Focus sur deux jeunes qui ont bénéficié du programme Entre-Deux

« Rith est un gentil garçon qui manquait très souvent l'école » explique Fernando. « Depuis qu'il est pris en charge dans le programme Entre-Deux, nous avons pu observer qu'il est intelligent et serviable, mais aussi profondément blessé par sa situation à la maison. Nous pensons que sa personnalité et son comportement sont influencés par sa relation avec sa famille. Il nous a expliqué détester être à la maison parce que sa famille, et en particulier sa mère, le frappait tous les jours, le jugeait pour "tout" ce qu'il faisait, lui donnait trop de responsabilités et le contrôlait trop. Le jeune garçon a également parler de se suicider parce qu'il ne se sentait pas aimé ni pris en compte dans sa famille. Nous avons alors organisé un atelier avec la mère de Rith pour qu'ils puissent s'écouter et comprendre les besoins de chacun. A la fin de l'activité, ils ont créé des règles de vie pour que chacun se sente respecté et aimé. Nous avons vu un changement chez Rith qui se sent désormais heureux. Il s'est engagé à poursuivre sa scolarité et à rester loin des drogues, et nous pensons quqe cela continuera tant qu'il se sentira en sécurité chez lui. »

« Je m'appelle Lyheng, j'ai 15 ans et mes deux parents sont ouvriers. Je suis en 3e à l'école de rattrapage de PSE, mais j'ai été pris en charge dans le programme Entre-Deux car j'ai voulu quitter l'école » explique calmement le jeune garçon. « Je ne voulais plus étudier car de mauvaises fréquentations m'encourageaient à ne plus aller à l'école. A ce moment-là, je ne pensais qu'à m'amuser.
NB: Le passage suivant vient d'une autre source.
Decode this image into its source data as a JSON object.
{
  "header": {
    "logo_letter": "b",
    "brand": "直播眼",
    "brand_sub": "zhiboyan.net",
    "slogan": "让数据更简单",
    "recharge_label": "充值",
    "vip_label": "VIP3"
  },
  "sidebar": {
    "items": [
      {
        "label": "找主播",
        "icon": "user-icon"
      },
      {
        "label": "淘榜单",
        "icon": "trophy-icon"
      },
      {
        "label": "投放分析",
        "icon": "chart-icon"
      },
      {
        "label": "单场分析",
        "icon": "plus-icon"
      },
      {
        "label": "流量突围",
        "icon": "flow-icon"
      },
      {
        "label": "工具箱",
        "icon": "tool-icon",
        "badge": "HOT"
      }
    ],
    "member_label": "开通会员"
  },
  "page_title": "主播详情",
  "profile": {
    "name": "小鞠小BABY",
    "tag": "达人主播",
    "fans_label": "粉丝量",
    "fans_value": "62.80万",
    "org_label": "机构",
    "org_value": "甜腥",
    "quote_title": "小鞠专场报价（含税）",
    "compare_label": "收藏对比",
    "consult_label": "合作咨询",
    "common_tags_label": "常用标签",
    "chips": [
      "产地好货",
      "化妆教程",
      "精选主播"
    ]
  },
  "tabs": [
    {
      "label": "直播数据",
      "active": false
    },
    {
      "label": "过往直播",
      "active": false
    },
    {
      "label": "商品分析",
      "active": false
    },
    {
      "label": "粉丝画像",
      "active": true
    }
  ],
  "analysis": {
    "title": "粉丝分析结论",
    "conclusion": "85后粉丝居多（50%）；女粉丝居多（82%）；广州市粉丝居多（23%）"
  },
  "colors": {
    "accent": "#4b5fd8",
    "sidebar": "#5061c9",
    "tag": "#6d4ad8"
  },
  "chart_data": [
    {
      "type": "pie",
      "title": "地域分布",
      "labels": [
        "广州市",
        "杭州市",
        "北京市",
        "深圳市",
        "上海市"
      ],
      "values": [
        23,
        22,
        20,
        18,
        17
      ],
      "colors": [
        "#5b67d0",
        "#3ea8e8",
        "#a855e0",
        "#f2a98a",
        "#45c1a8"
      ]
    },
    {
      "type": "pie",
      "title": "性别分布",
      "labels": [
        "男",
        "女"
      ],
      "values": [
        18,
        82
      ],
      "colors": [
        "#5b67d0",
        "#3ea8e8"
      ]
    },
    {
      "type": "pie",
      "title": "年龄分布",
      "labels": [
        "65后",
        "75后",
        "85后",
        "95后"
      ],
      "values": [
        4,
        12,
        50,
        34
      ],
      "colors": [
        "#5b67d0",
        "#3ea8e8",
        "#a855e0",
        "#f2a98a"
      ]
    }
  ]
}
Je ne pensais plus à mon avenir et j'ai ignoré toutes les paroles de ma mère. Si je suis retourné à l'école c'est parce que j'ai constaté que sans éducation on ne peut pas sortir de la misère, l'école offre beaucoup d'opportunités ! Quand j'ai rejoint le programme Entre-Deux, on s'est bien occupé de moi et on m'a donné de bons conseils. Je sais maintenant que je veux aller étudier à l'école de gestion et vente de PSE, avant de rejoindre une bonne entreprise. Si je réalise mon rêve, j'aiderai en premier mes parents » conclut Lyheng. 

Un travail particulièrement épanouissant

« Travailler à PSE est extrêmement épanouissant et motivant car nous travaillons pour donner le sourire aux enfants » explique joyeusement Fernando. « Lorsque j'arrive le matin, je veux être l plus efficace possible pour aider les enfants à retourner à l'école en répondant à leur besoin d'amour et d'attention. Ils méritent d'avoir un personnel qui leur est entièrement dévoué. PSE est également un lieu de travail extraordinaire parce que nous travaillons au sein de l'école et que nous pouvons voir les sourires des enfants tous les jours. J'ai beaucoup de chance de faire partie de l'équipe de PSE ! »

« Pour moi, PSE est synonyme d'espoir » ajoute-t-il. « L'espoir d'un avenir meilleur, l'espoir de devenir une meilleure version de soi-même. Et c'est aussi une chance de trouver une passion en sortant de la misère ! » conclut Fernando.